It’s Taco Tuesday!! Are you ready for these Spicy Sweet Potato + Black Bean Tacos?
I must admit, I have never purposely had tacos on a Tuesday because it’s taco day on Tuesday's but I am today! Well technically, I ate these bad boys last night but that doesn’t mean you can’t enjoy these tacos today! It’s Tuesday after all!
These tacos are super simple to prepare! You just roast the spicy cubed sweet potato and chop up a few ingredients for your toppings and that’s pretty much it. I love easy dinners and I bet you do too!
Now if you love spice, then you can add your desired amount of chilli flakes onto your roasted sweet potatoes. They are also cooked in ground paprika but I don’t find that no where near as spicy as chilli flakes, that one is pretty obvious isn’t it?! That is why I have added some refreshing toppings such as diced cucumber, sweet juicy corn kernels and the best avocado sauce ever! I’ll let you in on a little secret, if you still find this avocado dressing too involved for a busy weeknight dinner, you can just simply smash some avocado up with a little mayonnaise! I have to let you know though, this avocado dressing is still so easy to make, all done in the one blender and it’s my favourite dressing/sauce of all time! YASS!

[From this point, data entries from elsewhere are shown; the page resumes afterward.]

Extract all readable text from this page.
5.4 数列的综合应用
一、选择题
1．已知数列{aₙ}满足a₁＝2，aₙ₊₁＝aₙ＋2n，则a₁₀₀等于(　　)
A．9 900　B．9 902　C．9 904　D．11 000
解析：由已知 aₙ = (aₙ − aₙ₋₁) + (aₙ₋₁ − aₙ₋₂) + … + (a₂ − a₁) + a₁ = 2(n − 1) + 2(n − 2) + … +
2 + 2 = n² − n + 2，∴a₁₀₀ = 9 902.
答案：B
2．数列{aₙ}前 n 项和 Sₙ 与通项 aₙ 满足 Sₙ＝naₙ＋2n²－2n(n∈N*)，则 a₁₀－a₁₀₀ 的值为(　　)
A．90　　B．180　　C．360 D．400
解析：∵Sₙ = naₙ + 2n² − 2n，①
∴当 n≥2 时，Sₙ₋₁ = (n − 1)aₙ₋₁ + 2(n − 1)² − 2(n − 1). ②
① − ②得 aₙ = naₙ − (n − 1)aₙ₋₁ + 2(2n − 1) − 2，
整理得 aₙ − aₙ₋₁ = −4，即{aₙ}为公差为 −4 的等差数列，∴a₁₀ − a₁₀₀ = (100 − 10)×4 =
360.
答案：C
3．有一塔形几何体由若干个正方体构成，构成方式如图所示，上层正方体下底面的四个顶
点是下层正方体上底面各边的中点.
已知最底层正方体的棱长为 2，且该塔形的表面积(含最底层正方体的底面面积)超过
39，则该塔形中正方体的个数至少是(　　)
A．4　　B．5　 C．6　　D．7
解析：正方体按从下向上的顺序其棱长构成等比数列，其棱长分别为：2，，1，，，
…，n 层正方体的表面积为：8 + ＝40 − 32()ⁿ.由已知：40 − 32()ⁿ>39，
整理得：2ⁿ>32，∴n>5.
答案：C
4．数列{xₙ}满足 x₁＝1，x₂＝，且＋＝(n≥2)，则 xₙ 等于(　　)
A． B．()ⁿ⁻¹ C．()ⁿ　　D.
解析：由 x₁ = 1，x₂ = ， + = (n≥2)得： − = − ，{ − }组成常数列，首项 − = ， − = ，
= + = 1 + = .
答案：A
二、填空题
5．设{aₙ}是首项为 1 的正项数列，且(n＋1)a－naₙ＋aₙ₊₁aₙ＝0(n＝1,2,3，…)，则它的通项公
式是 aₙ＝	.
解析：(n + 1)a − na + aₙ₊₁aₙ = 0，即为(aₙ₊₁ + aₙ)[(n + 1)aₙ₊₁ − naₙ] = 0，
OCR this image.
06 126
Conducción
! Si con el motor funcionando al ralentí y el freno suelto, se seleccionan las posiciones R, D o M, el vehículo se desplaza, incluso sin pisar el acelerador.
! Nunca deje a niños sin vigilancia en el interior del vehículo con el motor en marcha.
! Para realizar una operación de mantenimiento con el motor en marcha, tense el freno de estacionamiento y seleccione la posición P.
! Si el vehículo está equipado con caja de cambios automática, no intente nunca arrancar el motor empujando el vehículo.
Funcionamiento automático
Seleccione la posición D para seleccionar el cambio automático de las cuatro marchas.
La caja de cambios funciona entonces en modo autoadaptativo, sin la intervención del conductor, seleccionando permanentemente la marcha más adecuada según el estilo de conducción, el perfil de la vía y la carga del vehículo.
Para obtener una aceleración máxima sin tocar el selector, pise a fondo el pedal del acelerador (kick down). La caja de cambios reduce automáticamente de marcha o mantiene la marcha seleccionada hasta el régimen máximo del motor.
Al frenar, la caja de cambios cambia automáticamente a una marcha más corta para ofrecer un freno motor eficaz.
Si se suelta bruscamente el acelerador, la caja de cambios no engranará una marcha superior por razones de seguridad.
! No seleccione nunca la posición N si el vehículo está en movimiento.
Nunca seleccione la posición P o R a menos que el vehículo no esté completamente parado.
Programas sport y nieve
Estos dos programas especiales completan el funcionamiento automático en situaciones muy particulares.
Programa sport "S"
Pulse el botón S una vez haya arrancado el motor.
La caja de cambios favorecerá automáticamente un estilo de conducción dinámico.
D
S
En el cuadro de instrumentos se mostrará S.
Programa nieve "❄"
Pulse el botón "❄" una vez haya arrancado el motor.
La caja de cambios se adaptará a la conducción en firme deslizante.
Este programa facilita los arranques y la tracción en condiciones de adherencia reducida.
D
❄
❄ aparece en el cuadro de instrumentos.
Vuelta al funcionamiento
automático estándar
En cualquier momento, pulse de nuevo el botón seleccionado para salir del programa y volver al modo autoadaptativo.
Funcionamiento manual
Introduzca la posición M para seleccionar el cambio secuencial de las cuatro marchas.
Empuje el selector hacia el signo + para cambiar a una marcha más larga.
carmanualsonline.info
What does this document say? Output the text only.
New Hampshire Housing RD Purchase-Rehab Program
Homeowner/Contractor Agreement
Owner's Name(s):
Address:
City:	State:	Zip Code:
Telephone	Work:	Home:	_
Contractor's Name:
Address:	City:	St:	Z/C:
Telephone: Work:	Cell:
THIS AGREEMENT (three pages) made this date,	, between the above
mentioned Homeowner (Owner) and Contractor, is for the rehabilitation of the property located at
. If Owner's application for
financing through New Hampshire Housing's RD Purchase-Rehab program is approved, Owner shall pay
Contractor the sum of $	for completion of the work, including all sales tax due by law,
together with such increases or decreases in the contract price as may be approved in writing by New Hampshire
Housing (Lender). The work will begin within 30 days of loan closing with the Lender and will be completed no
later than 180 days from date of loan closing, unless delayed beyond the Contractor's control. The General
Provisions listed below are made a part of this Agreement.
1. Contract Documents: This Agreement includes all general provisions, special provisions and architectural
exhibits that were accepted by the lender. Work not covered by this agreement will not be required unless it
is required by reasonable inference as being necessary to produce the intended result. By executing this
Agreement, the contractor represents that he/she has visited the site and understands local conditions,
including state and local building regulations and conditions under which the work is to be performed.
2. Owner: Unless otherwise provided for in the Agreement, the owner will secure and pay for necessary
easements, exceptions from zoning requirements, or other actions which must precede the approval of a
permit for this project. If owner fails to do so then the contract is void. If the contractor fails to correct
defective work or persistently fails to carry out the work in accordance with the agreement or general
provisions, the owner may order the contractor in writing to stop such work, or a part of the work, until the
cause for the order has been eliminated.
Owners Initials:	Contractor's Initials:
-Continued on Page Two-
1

On another note, have you guys watched '13 Reasons Why’ yet? I just finished watching it last night and oh my goodness, that was intense. The entire show. I’m crossing my fingers for a second season but I heard there isn’t even a second book?? Anyways, it was a real eye opener, I’m still having after effects!
With Easter officially being over, this is my first savoury recipe on here in over a week or is it 2 weeks? I can’t keep up! I miss sharing my savoury recipes with you all. So I thought to kick start it off all again I would share these morish sweet potato and black bean tacos! Enjoy friends!
- Spicy Sweet Potato
- 1 large sweet potato, peeled and cut into bite size cubes
- 1 tablespoon coconut oil, melted
- 2 teaspoon ground paprika
- 1 teaspoon chilli flakes
- 200g canned black beans, drained
- ¾ cup canned corn kernels
- 1 small cucumber, diced
- Avocado Dressing
- 1 ripe avocado, fleshed removed
- 2 tablespoon olive oil
- 1 small lime, juiced
- 1 teaspoon apple cider vinegar
- ½ teaspoon garlic powder
- Salt and pepper, to taste
- 2-3 tablespoon water
- 1 packet hard taco shells, gluten free if preferred*
- Sweet Potato
- Preheat oven to 200°C (390°F).
- Place cubed sweet potatoes in a bowl and drizzle over melted coconut oil. Stir through paprika and chilli flakes, adding more chilli if desired. Mix potato until well coated.
- Pour potato into a baking pan or tray, spreading out into one layer. Place in oven and roast for 20-30 minutes or until tender and golden.
- Avocado Dressing
- Whilst the potatoes are roasting, make your dressing.
- Add all dressing ingredients into a blender, blend on high until well combined and smooth. Add a little more water if it’s too thick.
- Pour dressing into a clean bowl and refrigerate.
- When your potatoes are nearly ready, heat up your taco shells according to packet instructions.
- Fill taco shells up with sweet potato and top with black beans, corn kernels, diced cucumber and avocado dressing.
- Serve and Enjoy!
*I use gluten free hard taco shells which I found at my local health food store.
You’re welcome to add any additional toppings which you like to enjoy with your tacos.